When the first Cubs batter steps up to the plate tonight, he won’t be leaning in against the regularly-scheduled right-hander Mike Soroka, because Soroka just hit the 10-day disabled list:
The #Braves have placed RHP Mike Soroka on the 10-day DL (retroactive to May 14) due to a right shoulder strain. LHP Max Fried has been recalled from Triple-A Gwinnett and will start tonight’s game against the Cubs.
— Atlanta Braves (@Braves) May 17, 2018
In his place, the seventh overall pick from the 2012 MLB draft – one spot behind Albert Almora and four spots ahead of Addison Russell – will take his place.
Lefty Max Fried, 24 and a former top-50 prospect, debuted in the big leagues for the Braves last season (jumping straight from Double-A to the show), and made four starts and five relief appearances across 26.0 IP (one was five good innings against the Cubs). Although the peripherals weren’t super strong for Fried in his brief debut (4.81 FIP), the results were pretty good (3.81 ERA) and the pedigree/youth is/was still there.
Fried didn’t break camp with the Braves this season – in fact he started back out at Double-A – but he moved up quickly. After one start with the Mississippi Braves (AA), the team bumped him up to Triple-A, where he made three starts before being called up to the big leagues once again.
In his time with the Braves this season, Fried has worked exclusively out of the bullpen, but has twice gone multiple innings, including a 3.0 IP and 2.0 IP appearance.

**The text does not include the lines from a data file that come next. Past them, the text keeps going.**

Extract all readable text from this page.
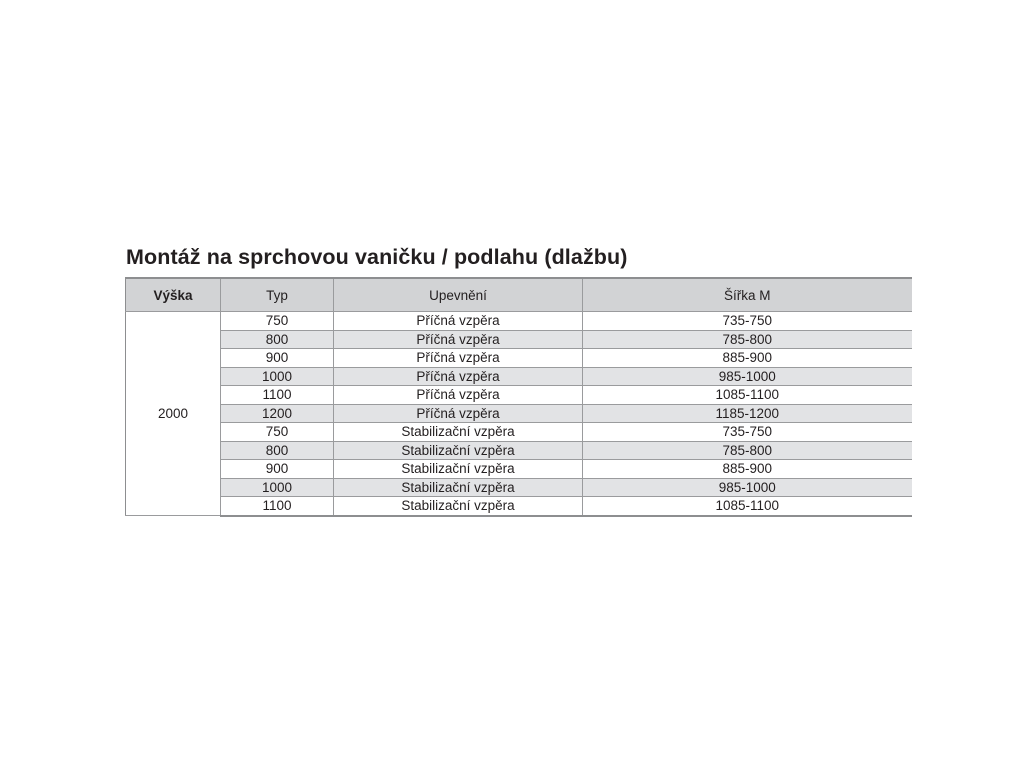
Montáž na sprchovou vaničku / podlahu (dlažbu)
Výška	Typ	Upevnění	Šířka M
2000	750	Příčná vzpěra	735-750
	800	Příčná vzpěra	785-800
	900	Příčná vzpěra	885-900
	1000	Příčná vzpěra	985-1000
	1100	Příčná vzpěra	1085-1100
	1200	Příčná vzpěra	1185-1200
	750	Stabilizační vzpěra	735-750
	800	Stabilizační vzpěra	785-800
	900	Stabilizační vzpěra	885-900
	1000	Stabilizační vzpěra	985-1000
	1100	Stabilizační vzpěra	1085-1100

He has been able to strike out plenty of batters in his short time up this season (26.9%) while keeping his walks somewhat under control (11.5%), but plenty of hard contact (50%), very few ground balls (33.3%), and a sky-high HR/FB ratio (42.9%) have prevented him from finding success (6.00 ERA, 8.81 FIP).
But that doesn’t mean he can’t figure it out against the Cubs.
For one, Fried is a talented young pitcher who was very recently a top prospect (#72 to Baseball America this offseason). For another, while he’s struggled to get ground balls in the Majors this season, he’s been an absolute beast (like, really good) at inducing grounders in the Minor Leagues – so remember that later tonight if the Cubs run into some double plays. And for yet another angle, Fried is going to give the Cubs a very different look than what they were expecting.
Not only is he a southpaw – the Cubs were planning on facing a righty – they also have a different pitch mix. Whereas Soroka was primarily sinker (44.5%), four-seam (28.7%), slider (21.3%) type, Fried is a four-seam (60.6%), curveball (24.5%), change-up (12.8%) guy. And, again, that’s coming from the other side of the mound.
You can change the lineup with ease if necessary, but if guys were preparing to face a certain type of pitcher, a last minute curveball can throw off the game plan a bit. At least many of these Cubs have seen Fried once before.
Still, it’s also not like this is the worst thing in the world. Michael Soroka, 20, has sorta killed it through three starts this year (3.68 ERA, 2.80 FIP), so I wasn’t particularly thrilled to see the Cubs face him either. And it’s not like Fried has been preparing for this start, so he might not be on top of his game. All in all, this could wind up being a net positive for the Cubs, but it’s not like you’re ever itching for a last-minute pitching change to face one of the better pitching prospects in baseball.